Un rospo enorme che tre ragazzini fanno scoppiare in faccia ad una passante. Comincia così, in mezzo alle splendide messi dorate dell'Idaho, alle fattorie come case squadrate dal grand'angolare e dai colori saturati iperrealisti che ricordano il Terence Malik de I GIORNI DEL CIELO questo primo lungometraggio di un pittore e romanziere inglese che farà certamente parlare di sé.Seth, uno dei ragazzini si porta addosso tutte le responsabilità del Male: flirtando, come fa, con l'orrore, per non dire la perversione. Sennonché, quello di Ridley non è un film, come quelli di David Lynch, che vuole "soltanto" giocare con il fantastico. Ben presto ci accorgiamo che le sue ambizioni - cosa che succede talvolta ai primi colpi - sono infinite: e Seth diventa , più che sorgente di ogni male, vittima e carnefice al tempo stesso. Così il film si fa morale. E, quella di Seth, metafora sull'infanzia: luogo sofferto di tutte le violenze, ed al tempo stesso di tutte le intuizioni e di tutti i privilegi.

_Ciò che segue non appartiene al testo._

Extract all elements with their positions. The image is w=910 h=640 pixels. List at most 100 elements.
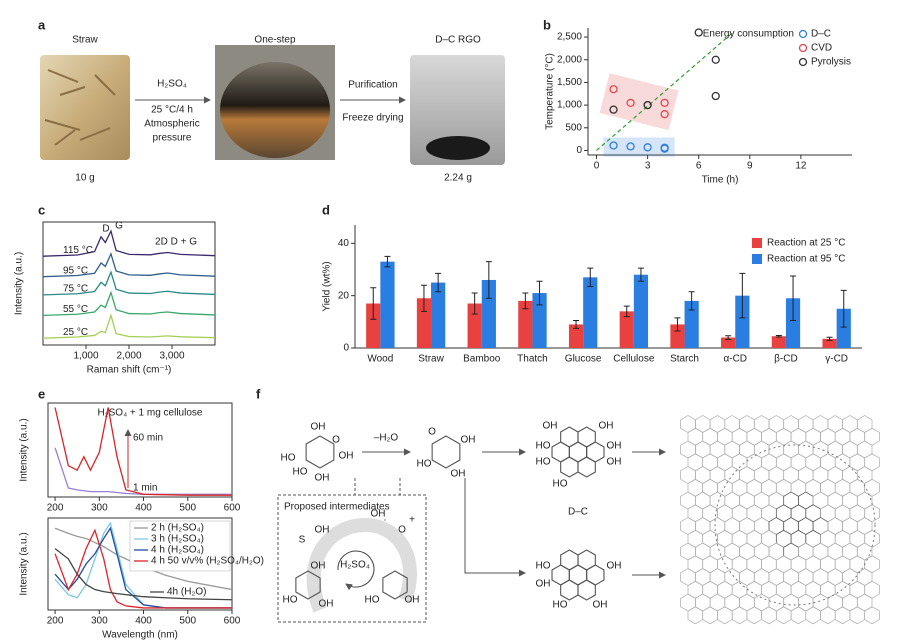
panel-label: b (543, 17, 551, 32)
x-tick-label: 500 (179, 503, 196, 514)
line (42, 252, 216, 278)
legend-label: 4h (H₂O) (167, 587, 206, 598)
error-bar (674, 317, 681, 332)
ring (560, 426, 579, 448)
ring (577, 426, 596, 448)
photo-title: D–C RGO (435, 35, 481, 46)
atom-label: HO (281, 453, 296, 464)
bar (735, 295, 750, 348)
lattice-cell (849, 427, 866, 446)
lattice-cell (790, 555, 807, 574)
bar (619, 311, 634, 348)
bar (583, 277, 598, 348)
ring (305, 435, 335, 469)
atom-label: OH (371, 509, 386, 520)
bar (532, 293, 547, 348)
region (599, 73, 679, 131)
bar (633, 274, 649, 348)
lattice-cell (717, 529, 733, 548)
lattice-cell (746, 427, 762, 446)
bar (670, 324, 685, 348)
bar (771, 336, 786, 348)
lattice-cell (864, 427, 880, 446)
arrow (464, 478, 526, 577)
lattice-cell (864, 504, 880, 523)
region (603, 137, 675, 157)
bar (684, 300, 699, 348)
condition: pressure (153, 133, 192, 144)
error-bar (471, 292, 478, 315)
legend-label: 4 h 50 v/v% (H₂SO₄/H₂O) (151, 556, 264, 567)
lattice-cell (731, 555, 748, 574)
lattice-cell (731, 427, 748, 446)
lattice-cell (805, 606, 821, 625)
lattice-cell (746, 529, 762, 548)
powder (426, 136, 490, 160)
lattice-cell (864, 453, 880, 472)
cycle-arrow (306, 517, 417, 613)
lattice-cell (746, 478, 762, 497)
x-tick-label: 400 (135, 503, 152, 514)
point (660, 144, 669, 153)
legend-label: D–C (811, 29, 831, 40)
lattice-cell (820, 529, 836, 548)
annotation: D (102, 224, 109, 235)
lattice-cell (687, 580, 704, 599)
plot-frame (47, 517, 233, 611)
atom-label: OH (593, 600, 608, 611)
lattice-cell (717, 453, 733, 472)
x-tick-label: 300 (91, 503, 108, 514)
lattice-cell (687, 529, 704, 548)
lattice-cell (717, 580, 733, 599)
error-bar (522, 292, 529, 310)
x-tick-label: 3,000 (159, 351, 184, 362)
error-bar (840, 289, 847, 328)
lattice-cell (864, 606, 880, 625)
point (609, 141, 618, 150)
lattice-cell (746, 504, 762, 523)
lattice-cell (687, 427, 704, 446)
lattice-cell (805, 555, 821, 574)
product-label: D–C (568, 507, 588, 518)
series-label: 55 °C (63, 304, 88, 315)
condition: 25 °C/4 h (151, 105, 193, 116)
lattice-cell (687, 478, 704, 497)
lattice-cell (687, 555, 704, 574)
series-label: 75 °C (63, 284, 88, 295)
lattice-cell (820, 478, 836, 497)
ring (560, 456, 579, 478)
bar (785, 298, 801, 348)
x-tick-label: Straw (418, 354, 444, 365)
lattice-cell (702, 555, 718, 574)
ring (577, 549, 596, 571)
x-tick-label: Thatch (517, 354, 548, 365)
lattice-cell (820, 453, 836, 472)
panel-label: d (322, 202, 330, 217)
ring (560, 549, 579, 571)
lattice-cell (864, 555, 880, 574)
line (54, 527, 233, 591)
lattice-cell (761, 606, 777, 625)
panel-f-diagram (277, 426, 666, 623)
lattice-cell (864, 580, 880, 599)
atom-label: HO (553, 479, 568, 490)
point (711, 91, 720, 101)
x-tick-label: α-CD (723, 354, 747, 365)
line (42, 290, 216, 317)
x-tick-label: 200 (47, 503, 64, 514)
x-tick-label: 200 (47, 616, 64, 627)
lattice-cell (820, 606, 836, 625)
y-axis-label: Yield (wt%) (322, 261, 333, 311)
lattice-cell (849, 580, 866, 599)
lattice-cell (849, 529, 866, 548)
lattice-cell (834, 555, 851, 574)
atom-label: OH (543, 421, 558, 432)
y-axis-label: Temperature (°C) (545, 53, 556, 130)
lattice-cell (849, 555, 866, 574)
error-bar (370, 287, 377, 320)
lattice-cell (805, 427, 821, 446)
annotation: 2D D + G (155, 237, 197, 248)
legend-marker (798, 29, 808, 39)
lattice-cell (834, 478, 851, 497)
point (609, 85, 618, 94)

Da divertissement estetizzante su feti e vampiri più o meno immaginati, il film finisce così per scappare in ogni direzione. Tolto quella desiderata: la lungimiranza, magari tragica, che precede l'età adulta.
Tentato dalla seduzione della forma, è infatti come se il pittore londinese abboccasse a tutti gli ami: psicanalitici (padre debole, madre isterica) , sociologici o cinematograficamente referenziali (L'ALTRA di Mulligan, PSYCHO e, ovviamente Lynch). Grandiloquente e passabilmente pasticcione THE REFLECTING SKIN finisce così per rimettere in questione il talento figurativo (indubbio) del suo autore.